Leigh (1813–1889), a Scottish surgeon, relinquished his medical practice to become a comic writer. One of the original staffers at Punch, he also wrote The Comic Latin Grammar (1840). He liked similes: “We would have every preface as short as an orator’s cough, to which, in purpose, it is so nearly like.” Some of the humor still works: he says that although a pronoun is “a word used instead of a noun, we did not mean to call such words as thingumibob, whatsiname, what-d’ye-call-it, and the like, pronouns.”
62. Mary’s Grammar: Interspersed with Stories Intended for the Use of Children.
Marcet, Jane Haldimand. 4th ed. London: Longman, Orme, Brown, Green & Longmans, 1840.
Marcet (1769–1858) was a popular writer of introductory books on science. She and her husband—the physicist Alexander John Gaspard Marcet, a political exile from Switzerland—maintained a busy literary salon at their house until his premature death in 1822. She then lived with her daughter in Piccadilly and probably wrote this book for her grandchildren: “I have so often pitied children who have been studying grammar which they did not understand.” Yet if she herself had understood the “metaphysical difficulties” involved, she would not “have undertaken the task.”
63. An Improved Grammar of the English Language.
Webster, Noah. New ed. New Haven: Sidney Babcock, 1842.
In 1842—58 years after his first English grammar (no. 23) and just a year before his death—the elderly Noah Webster issued this newly “improved” grammar. Although Lindley Murray had been dead for 16 years, Webster was still plagued by Murray’s popularity. All the British grammars were “very imperfect and . . . very erroneous.” He contradicted Murray whenever he could: “the contrary rule in Murray is egregiously wrong.” And he persisted in oddball views: “Grammars tell us, that is sometimes a conjunction. This is not true; it is always a pronoun.”
64. The Pictorial Grammar.
Crowquill, Alfred. London: Joseph Rickerby, 1842.
Alfred Henry Forrester (1804–1872) wrote under the pseudonym Alfred Crowquill. In the year of this book’s publication, his cartoons began appearing in Punch.
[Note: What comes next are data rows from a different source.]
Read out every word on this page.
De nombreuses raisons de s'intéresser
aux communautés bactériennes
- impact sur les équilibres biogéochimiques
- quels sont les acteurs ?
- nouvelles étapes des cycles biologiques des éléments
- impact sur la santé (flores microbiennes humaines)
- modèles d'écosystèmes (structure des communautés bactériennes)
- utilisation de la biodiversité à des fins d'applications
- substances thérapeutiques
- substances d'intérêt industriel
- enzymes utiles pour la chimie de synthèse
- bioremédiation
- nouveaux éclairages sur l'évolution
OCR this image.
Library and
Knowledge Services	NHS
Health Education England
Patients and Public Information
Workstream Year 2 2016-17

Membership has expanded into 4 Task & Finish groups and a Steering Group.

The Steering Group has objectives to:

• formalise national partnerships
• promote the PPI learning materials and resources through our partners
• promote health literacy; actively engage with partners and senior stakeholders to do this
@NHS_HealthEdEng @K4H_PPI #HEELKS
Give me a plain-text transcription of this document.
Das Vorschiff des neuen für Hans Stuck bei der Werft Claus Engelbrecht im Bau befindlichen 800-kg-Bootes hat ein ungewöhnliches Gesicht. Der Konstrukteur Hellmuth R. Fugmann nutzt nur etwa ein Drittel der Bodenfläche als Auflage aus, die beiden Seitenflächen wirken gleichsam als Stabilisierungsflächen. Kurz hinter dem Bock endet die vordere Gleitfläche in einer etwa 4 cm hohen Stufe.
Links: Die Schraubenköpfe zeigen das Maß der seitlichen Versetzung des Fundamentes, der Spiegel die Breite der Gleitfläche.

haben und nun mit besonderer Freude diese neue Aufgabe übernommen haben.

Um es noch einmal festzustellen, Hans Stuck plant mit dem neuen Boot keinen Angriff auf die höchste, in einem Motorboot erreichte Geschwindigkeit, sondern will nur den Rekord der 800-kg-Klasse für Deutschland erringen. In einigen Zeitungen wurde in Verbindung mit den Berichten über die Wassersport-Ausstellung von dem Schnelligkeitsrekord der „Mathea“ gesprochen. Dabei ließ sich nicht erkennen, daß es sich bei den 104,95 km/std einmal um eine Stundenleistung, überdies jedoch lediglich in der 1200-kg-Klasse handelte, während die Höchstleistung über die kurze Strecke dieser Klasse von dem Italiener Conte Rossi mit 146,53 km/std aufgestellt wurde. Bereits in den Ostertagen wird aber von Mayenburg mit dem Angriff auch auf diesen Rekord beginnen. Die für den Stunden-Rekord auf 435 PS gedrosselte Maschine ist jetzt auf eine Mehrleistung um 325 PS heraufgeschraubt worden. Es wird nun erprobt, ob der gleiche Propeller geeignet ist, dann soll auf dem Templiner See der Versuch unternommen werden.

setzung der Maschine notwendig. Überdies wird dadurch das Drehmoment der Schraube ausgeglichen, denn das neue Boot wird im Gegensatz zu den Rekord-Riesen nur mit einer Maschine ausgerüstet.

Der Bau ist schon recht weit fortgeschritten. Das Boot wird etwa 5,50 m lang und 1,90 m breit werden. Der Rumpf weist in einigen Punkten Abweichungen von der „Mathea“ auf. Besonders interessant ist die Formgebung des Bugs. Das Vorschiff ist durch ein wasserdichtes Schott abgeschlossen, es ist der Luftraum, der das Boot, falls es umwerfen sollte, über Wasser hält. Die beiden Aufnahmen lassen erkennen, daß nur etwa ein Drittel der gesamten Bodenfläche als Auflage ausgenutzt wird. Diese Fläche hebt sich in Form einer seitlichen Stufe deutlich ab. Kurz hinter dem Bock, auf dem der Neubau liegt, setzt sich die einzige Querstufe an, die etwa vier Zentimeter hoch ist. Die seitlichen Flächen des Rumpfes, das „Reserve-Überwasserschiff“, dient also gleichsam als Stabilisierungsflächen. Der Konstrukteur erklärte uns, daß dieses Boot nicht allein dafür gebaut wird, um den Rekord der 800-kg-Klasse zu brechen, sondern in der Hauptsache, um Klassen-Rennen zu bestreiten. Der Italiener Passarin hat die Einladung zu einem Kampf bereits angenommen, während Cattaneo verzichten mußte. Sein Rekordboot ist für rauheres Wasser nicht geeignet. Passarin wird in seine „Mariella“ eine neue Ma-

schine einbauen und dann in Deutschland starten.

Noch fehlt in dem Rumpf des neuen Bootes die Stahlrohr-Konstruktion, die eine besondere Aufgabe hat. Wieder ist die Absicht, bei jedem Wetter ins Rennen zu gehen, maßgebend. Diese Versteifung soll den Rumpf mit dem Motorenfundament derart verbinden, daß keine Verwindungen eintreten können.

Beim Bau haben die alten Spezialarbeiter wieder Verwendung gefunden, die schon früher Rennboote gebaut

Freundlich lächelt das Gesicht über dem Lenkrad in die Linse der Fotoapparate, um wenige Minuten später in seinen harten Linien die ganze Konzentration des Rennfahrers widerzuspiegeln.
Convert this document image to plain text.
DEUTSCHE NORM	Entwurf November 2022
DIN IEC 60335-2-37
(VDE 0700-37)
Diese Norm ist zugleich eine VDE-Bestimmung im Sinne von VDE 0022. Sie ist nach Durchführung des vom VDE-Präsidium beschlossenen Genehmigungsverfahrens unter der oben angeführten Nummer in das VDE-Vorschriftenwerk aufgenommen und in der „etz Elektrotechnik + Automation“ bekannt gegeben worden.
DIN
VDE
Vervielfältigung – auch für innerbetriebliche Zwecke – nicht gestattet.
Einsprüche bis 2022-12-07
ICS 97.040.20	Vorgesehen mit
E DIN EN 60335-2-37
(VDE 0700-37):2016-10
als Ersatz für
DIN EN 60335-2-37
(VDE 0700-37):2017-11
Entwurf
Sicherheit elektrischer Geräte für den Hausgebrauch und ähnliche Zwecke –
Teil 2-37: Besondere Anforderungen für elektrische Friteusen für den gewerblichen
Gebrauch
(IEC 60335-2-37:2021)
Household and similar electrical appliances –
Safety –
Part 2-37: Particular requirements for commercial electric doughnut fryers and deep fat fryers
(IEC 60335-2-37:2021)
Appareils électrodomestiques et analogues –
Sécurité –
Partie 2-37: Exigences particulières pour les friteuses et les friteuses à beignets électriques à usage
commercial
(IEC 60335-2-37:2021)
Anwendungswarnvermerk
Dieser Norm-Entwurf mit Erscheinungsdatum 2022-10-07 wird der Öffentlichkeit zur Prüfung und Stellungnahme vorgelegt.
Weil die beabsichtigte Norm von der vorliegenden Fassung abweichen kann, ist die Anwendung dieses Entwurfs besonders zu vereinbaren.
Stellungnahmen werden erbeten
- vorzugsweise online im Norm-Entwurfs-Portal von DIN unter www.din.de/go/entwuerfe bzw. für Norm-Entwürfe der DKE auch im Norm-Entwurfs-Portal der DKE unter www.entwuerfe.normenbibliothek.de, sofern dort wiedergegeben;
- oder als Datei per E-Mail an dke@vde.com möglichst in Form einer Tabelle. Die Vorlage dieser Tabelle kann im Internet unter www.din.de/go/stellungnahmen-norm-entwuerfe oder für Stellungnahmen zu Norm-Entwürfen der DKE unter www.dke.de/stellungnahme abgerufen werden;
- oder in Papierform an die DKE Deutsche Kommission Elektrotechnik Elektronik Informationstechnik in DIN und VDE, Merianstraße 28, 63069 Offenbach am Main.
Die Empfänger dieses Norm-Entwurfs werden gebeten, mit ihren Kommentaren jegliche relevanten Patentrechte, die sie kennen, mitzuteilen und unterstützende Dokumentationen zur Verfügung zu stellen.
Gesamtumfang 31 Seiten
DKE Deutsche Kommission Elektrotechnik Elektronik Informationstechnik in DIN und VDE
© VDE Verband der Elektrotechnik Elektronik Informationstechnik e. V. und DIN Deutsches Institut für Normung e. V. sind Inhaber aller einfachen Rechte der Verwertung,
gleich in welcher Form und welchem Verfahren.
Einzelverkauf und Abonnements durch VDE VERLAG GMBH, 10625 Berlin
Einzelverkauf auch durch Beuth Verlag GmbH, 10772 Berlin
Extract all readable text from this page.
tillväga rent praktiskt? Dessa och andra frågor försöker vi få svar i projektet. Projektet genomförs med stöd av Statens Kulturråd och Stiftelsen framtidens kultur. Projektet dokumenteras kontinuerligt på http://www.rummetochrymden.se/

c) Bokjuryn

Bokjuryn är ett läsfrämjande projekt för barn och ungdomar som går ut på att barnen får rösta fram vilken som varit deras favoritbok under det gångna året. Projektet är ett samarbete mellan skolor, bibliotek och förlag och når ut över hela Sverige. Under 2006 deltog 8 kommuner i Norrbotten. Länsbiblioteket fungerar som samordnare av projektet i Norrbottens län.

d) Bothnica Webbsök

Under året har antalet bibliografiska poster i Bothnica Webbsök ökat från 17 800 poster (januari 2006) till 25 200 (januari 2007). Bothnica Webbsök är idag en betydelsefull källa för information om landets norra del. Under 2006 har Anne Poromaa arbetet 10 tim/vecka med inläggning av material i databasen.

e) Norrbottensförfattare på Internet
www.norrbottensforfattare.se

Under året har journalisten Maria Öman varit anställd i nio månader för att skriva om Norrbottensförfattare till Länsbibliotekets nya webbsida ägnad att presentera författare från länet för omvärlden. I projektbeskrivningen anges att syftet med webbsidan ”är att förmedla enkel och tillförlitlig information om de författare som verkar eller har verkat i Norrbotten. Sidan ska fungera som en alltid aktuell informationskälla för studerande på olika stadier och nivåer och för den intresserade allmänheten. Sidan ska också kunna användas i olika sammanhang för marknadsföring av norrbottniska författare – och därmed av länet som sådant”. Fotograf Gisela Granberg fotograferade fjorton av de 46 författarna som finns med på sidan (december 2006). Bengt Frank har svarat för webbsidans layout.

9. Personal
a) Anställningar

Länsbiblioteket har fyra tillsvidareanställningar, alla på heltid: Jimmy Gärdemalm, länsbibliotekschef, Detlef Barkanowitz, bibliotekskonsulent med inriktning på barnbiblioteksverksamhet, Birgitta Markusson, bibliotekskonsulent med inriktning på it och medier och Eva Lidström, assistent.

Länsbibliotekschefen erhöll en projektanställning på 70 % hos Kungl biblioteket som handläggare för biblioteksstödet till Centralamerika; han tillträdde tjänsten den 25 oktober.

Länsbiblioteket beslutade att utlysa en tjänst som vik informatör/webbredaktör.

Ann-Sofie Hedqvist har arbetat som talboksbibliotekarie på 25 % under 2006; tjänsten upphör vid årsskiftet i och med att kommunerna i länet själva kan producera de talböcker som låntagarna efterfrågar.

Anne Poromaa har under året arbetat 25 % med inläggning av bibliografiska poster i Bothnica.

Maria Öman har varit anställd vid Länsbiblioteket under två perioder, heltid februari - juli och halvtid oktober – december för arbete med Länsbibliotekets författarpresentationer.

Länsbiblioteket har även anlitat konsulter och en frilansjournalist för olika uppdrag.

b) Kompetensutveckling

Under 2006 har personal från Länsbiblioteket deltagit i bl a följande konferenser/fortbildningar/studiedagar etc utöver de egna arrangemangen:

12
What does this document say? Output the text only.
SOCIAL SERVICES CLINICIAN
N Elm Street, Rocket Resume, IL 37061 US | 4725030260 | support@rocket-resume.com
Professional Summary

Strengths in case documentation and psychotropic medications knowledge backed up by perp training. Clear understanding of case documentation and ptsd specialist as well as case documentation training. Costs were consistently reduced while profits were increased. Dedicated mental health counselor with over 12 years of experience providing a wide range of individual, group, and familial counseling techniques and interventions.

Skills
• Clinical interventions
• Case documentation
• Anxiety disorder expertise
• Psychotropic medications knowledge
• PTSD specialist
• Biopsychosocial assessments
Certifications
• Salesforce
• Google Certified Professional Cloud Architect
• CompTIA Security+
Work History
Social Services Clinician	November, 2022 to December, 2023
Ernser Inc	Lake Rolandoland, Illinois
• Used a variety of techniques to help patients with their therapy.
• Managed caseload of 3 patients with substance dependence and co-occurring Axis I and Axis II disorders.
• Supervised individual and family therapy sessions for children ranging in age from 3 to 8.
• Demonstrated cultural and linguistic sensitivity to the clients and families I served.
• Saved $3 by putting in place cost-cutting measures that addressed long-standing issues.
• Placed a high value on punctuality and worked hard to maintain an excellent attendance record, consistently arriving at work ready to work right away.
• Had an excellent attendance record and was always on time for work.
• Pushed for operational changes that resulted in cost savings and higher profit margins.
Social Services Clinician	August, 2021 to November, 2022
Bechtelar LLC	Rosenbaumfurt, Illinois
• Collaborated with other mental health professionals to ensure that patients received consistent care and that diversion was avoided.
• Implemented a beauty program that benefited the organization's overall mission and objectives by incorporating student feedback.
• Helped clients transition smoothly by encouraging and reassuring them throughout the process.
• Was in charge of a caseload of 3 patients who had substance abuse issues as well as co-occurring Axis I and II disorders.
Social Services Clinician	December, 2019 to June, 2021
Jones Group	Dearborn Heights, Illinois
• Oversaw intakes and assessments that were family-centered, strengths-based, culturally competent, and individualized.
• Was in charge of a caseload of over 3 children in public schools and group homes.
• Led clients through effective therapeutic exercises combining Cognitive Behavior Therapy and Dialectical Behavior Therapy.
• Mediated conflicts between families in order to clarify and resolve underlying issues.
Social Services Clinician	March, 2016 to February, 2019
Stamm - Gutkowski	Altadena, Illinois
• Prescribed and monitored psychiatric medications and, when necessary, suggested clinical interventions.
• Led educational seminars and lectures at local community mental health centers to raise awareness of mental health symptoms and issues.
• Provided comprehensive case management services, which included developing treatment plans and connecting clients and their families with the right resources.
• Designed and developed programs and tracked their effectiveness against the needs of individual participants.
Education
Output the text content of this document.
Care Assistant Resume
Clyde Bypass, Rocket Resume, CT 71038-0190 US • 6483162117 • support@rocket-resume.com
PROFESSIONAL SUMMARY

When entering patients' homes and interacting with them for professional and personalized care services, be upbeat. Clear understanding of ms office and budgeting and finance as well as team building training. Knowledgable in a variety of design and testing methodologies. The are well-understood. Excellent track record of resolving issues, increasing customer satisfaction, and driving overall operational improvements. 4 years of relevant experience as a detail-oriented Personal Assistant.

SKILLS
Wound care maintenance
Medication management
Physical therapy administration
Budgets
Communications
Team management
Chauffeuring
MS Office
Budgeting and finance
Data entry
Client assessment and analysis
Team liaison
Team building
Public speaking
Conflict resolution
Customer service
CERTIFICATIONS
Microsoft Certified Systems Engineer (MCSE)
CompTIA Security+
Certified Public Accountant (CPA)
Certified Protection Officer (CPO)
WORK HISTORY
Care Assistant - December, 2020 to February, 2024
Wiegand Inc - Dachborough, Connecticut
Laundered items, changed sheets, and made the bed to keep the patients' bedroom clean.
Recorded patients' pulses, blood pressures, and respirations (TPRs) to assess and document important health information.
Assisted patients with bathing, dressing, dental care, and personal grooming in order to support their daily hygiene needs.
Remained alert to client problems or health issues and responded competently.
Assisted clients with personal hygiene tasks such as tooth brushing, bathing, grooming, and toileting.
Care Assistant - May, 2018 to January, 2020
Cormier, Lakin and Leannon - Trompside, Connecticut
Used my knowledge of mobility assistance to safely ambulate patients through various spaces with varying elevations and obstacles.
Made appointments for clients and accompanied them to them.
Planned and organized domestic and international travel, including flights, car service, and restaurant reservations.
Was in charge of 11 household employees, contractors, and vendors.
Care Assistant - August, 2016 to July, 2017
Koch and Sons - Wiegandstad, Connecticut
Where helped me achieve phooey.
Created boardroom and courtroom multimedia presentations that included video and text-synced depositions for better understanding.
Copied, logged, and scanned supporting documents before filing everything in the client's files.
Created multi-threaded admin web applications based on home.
According to one memoir, Crowquill was “a universal favorite” who set many a table “in a roar with his medley of songs.” He could write, he could draw, and he was an admirable vocalist. This grammar is most notable for its many clever illustrations, including his anthropomorphic conception of verb conjugations—as illustrated in the three photos above and to the right (in Crowquill’s words, “regular, irregular, and defective”).
65. A Practical Grammar of the English Language.
Butler, Noble. 2d ed. Louisville, Ky.: Morton & Griswold, 1846.
Butler (1810–1882), a professor in Louisville, wrote the most famous Confederate grammar. His life was transformed in 1853 when his brother William, a Louisville teacher, was murdered in the classroom by the brothers of a student whom William had disciplined the day before. After an “infamous verdict” acquitting the boys, Butler quelled riots by urging citizens to “stay the hand of violence and act calmly.” Butler’s will instructed that his body should be “encased in wood so that it might soon become a part of the soil and quickly serve to nurture the beautiful flowers he loved so well.”
66. General Principles of Grammar.
Cornwallis, Caroline Frances, London: William Pickering, 1847.
Cornwallis (1786–1858), daughter of an Oxford don, wrote her first book, on philosophy, at the age of 56. Having declined to marry a French economist, she instead taught herself Latin, Greek, Hebrew, German, Old English, and even ancient Egyptian. She studied philosophy, science, history, law, theology, politics, and mineralogy. Her depth of learning and common sense are evident throughout the grammar. She recommended: “Never let an unweighed expression pass, but rewrite even a letter of compliment, if it might have been put in better phrase.”